Dillon Herrington pleaded guilty in June to a charge of assaulting, interfering or resisting someone performing official duties. His sentencing is set for Dec. 1 in Washington, D.C.

Prosecutors are recommending a 41-month prison term and 36 months of probation for Herrington, court records show. However, the defense is asking for 12 months and one day in prison, followed by 2 years of probation.

Among the allegations against Herrington listed by prosecutors is that he threw a 4-by-4 piece of wood at an officer at the Capitol – leading investigators to dub him “MAGA Lumberjack.”

The prosecution’s filing cites a series of violent encounters Herrington allegedly had on Jan. 6, and they argue ”His aggression was so vehement that other rioters sought to restrain him as he was yelling threats at police.”           

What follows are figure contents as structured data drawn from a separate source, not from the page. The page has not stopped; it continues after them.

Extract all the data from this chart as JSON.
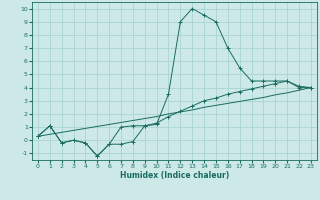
{
  "xlabel": "Humidex (Indice chaleur)",
  "bg_color": "#cce9e8",
  "grid_color": "#aad4d2",
  "line_color": "#1a6b60",
  "xlim": [
    -0.5,
    23.5
  ],
  "ylim": [
    -1.5,
    10.5
  ],
  "xticks": [
    0,
    1,
    2,
    3,
    4,
    5,
    6,
    7,
    8,
    9,
    10,
    11,
    12,
    13,
    14,
    15,
    16,
    17,
    18,
    19,
    20,
    21,
    22,
    23
  ],
  "yticks": [
    -1,
    0,
    1,
    2,
    3,
    4,
    5,
    6,
    7,
    8,
    9,
    10
  ],
  "series": [
    [
      0.3,
      1.1,
      -0.2,
      0.0,
      -0.2,
      -1.2,
      -0.3,
      -0.3,
      -0.1,
      1.1,
      1.2,
      3.5,
      9.0,
      10.0,
      9.5,
      9.0,
      7.0,
      5.5,
      4.5,
      4.5,
      4.5,
      4.5,
      4.0,
      4.0
    ],
    [
      0.3,
      1.1,
      -0.2,
      0.0,
      -0.2,
      -1.2,
      -0.3,
      1.0,
      1.1,
      1.1,
      1.3,
      1.8,
      2.2,
      2.6,
      3.0,
      3.2,
      3.5,
      3.7,
      3.9,
      4.1,
      4.3,
      4.5,
      4.1,
      4.0
    ],
    [
      0.3,
      0.45,
      0.6,
      0.75,
      0.9,
      1.05,
      1.2,
      1.35,
      1.5,
      1.65,
      1.8,
      2.0,
      2.15,
      2.3,
      2.5,
      2.65,
      2.8,
      2.95,
      3.1,
      3.25,
      3.45,
      3.6,
      3.8,
      4.0
    ]
  ]
}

But Herrington’s court filing argues he is remorseful and at that time he was discouraged after knee injuries forced him out of the U.S. Army.

The defense filing argues Herrington had a difficult upbringing and was also caught up in the politics of that day due to the influence of a former girlfriend. His attorneys contend alcohol use and steroids contributed to his anger. The defense argues that after his arrest he stopped drinking and the use of steroids.

Herrington’s attorneys conceded he adopted the mentality of the mob that day after hearing claims the election was stolen and having consumed certain media accounts. But now, Herrington realizes he was responsible for his actions, not anyone else, the defense argues.

“In rough psychological terms, the mob mentality encouraging violence and hostility at the Capitol is commonly attributed to the ‘groupthink’ phenomenon, which Mr. Herrington admits to engaging in, to some extent, via consumption of certain media,” the defense argues. “But as he has reflected on the events of January 6, Mr. Herrington has recognized that his story is different. Rather than blaming ‘the mob,’ ‘the media,’ or even certain political figures for his crimes, as so many have, Mr. Herrington acknowledges his actions that day were a product of his own internal strife.”

After his arrest, the defense filing argues Herrington has changed.

The defense claims he has been working full-time and has changed from the person who marched on the Capitol nearly three years ago. The court filing also argues he has actively engaged in reforming his attitudes and behavior.